⚔ Predecessor Scout Pick & Build Squad Coach

About Predecessor Scout

A build-and-counter companion for Predecessor. It turns each hero's kit math and real match data into builds, lane counters, and coaching — and labels every number honestly so you know what's measured and what's still a model.

How builds are made

A simulator scores every viable item set against your kit's ability ratios, cooldowns, and the current patch's gold economy — then ranks them for burst, sustained fights, survivability, and the other things that actually win lanes. That's the Sim Build: a kit-math second opinion that doesn't care what's popular.

Alongside it, Meta Builds show what the field actually wins with — the item sets real players are taking this patch and their win rates. Two opinions: what the math likes, and what the data shows.

What the simulator models

The sim plays out a fight on paper from each kit's real numbers, then scores the build for the engagements its kit wants to win.

What it reads, the engagement types, and the gaps it can't yet model

For a given build it reads:

  • The kit — every ability's base damage (or heal/shield), its scaling per rank, which stat it scales off (physical or magical power), cooldowns, and any AoE or execute (missing-health) behaviour; plus basic-attack scaling and the hero's per-level base stats across all 18 levels.
  • The build's stats — physical & magical power, attack speed, crit chance, flat and percent penetration, armor shred, ability haste, health, physical & magical armor, mana, and lifesteal / omnivamp.
  • Defense & mitigation — damage taken = damage × K / (K + armor), where armor is reduced in order by shred, then percent pen, then flat pen.
  • Crit, attack speed & haste — average crit multiplier from crit chance, attacks-per-second from base × (1 + attack-speed%), and cooldowns shortened by ability haste.
  • The patch economy — median gold curves per role, so each item gets a spike minute (when the median player affords it) and the build is scored at the level it's online by.

It then scores that build for each engagement type: one-combo burst vs a squishy, teamfight AoE, skirmish uptime (a 10-second rotation), extended fights (20 seconds vs a bruiser), sustained auto DPS, effective HP vs physical and vs magical damage, and for supports heal/shield output, enchant/peel utility, and drain sustain. Each hero's build is the one that best fits the engagements its kit wants to win.

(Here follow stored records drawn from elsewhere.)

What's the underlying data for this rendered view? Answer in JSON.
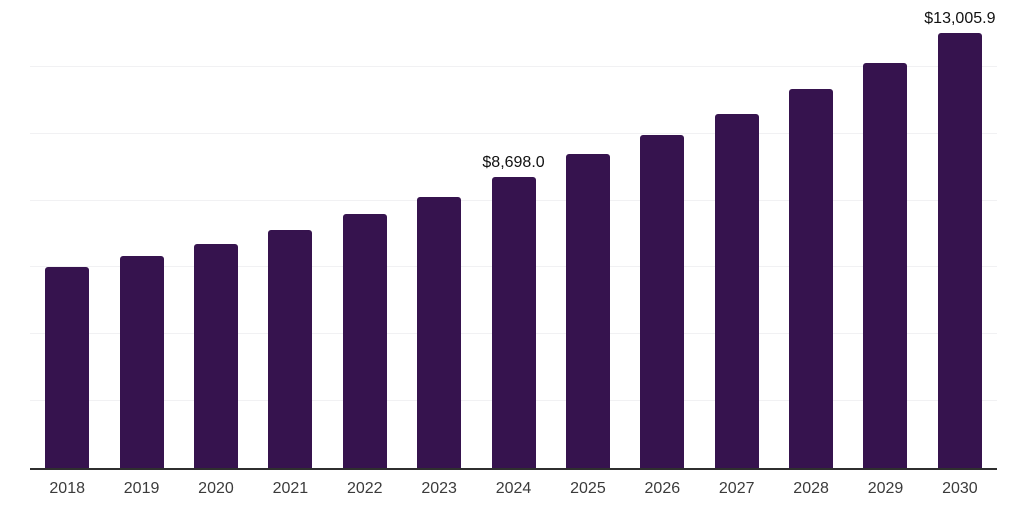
{
  "chart_data": {
    "type": "bar",
    "title": "",
    "xlabel": "",
    "ylabel": "",
    "legend": "none",
    "grid": "horizontal",
    "categories": [
      "2018",
      "2019",
      "2020",
      "2021",
      "2022",
      "2023",
      "2024",
      "2025",
      "2026",
      "2027",
      "2028",
      "2029",
      "2030"
    ],
    "values": [
      6020,
      6355,
      6715,
      7110,
      7590,
      8095,
      8698.0,
      9380,
      9955,
      10585,
      11330,
      12120,
      13005.9
    ],
    "data_labels": [
      null,
      null,
      null,
      null,
      null,
      null,
      "$8,698.0",
      null,
      null,
      null,
      null,
      null,
      "$13,005.9"
    ],
    "ylim": [
      0,
      14000
    ],
    "gridline_step": 2000,
    "colors": {
      "bar": "#36134E",
      "gridline": "#F1F1F3",
      "axis_line": "#2F2F2F",
      "tick_label": "#3B3B3B",
      "data_label": "#111111",
      "background": "#FFFFFF"
    }
  }
}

Gaps we still need to fill

It's a stat-and-damage model, not a full combat AI — so it's honest about its edges:

  • Unverified constants (the THEORY label): the exact armor/mitigation constant, the ability-haste and attack-speed formulas, the attack-speed cap, the crit multiplier, and whether ability scaling counts only bonus power. These await a practice-mode measurement.
  • Not yet modeled: crests and consumables; augments without tractable math (the ones we can model are simulated, the rest are listed as field evidence); and a few Eternal majors.
  • No head-to-head field data — matchups and counters are 1v1 kit-math simulations, not real head-to-head win rates (that data isn't published).
  • Positioning, ability order, terrain and team composition aren't simulated; the sim assumes standard builds and primary-role income, so a flexed/off-role pick's gold may run leaner than modeled.

That's why every combat number is THEORY until calibration, and why we always show the field's real win rates and builds next to the sim's opinion.

What THEORY means

Some combat constants — the armor/mitigation formula, ability haste, the crit multiplier, the attack-speed cap — haven't been measured directly in-game yet. Anything that rests on them is labeled THEORY until it's confirmed in practice mode.

We never fill an unverified number with a guess. If we're not sure, we say so and lean on the field data instead. Honesty about uncertainty is the whole point.

Where the numbers come from

Play rates and win-rate deltas come from thousands of current-patch matches via Omeda Studios' official public API (through omeda.city).

How small samples and evidence deltas are handled

Win rates are pulled toward the average for small samples, so a hero with a handful of games can't fluke its way to the top of a list.

Evidence deltas (an item's win-rate swing) are comparative, not absolute — they carry finished-inventory bias, so read them as "better than the alternative here," not as a guarantee.

How the writing is checked

The explanations, item reasoning, and coaching are written and then machine-checked: every number a sentence cites has to exist in its source data, and an independent reviewer passes back over the copy for anything misleading. Lines that can't be backed up get cut.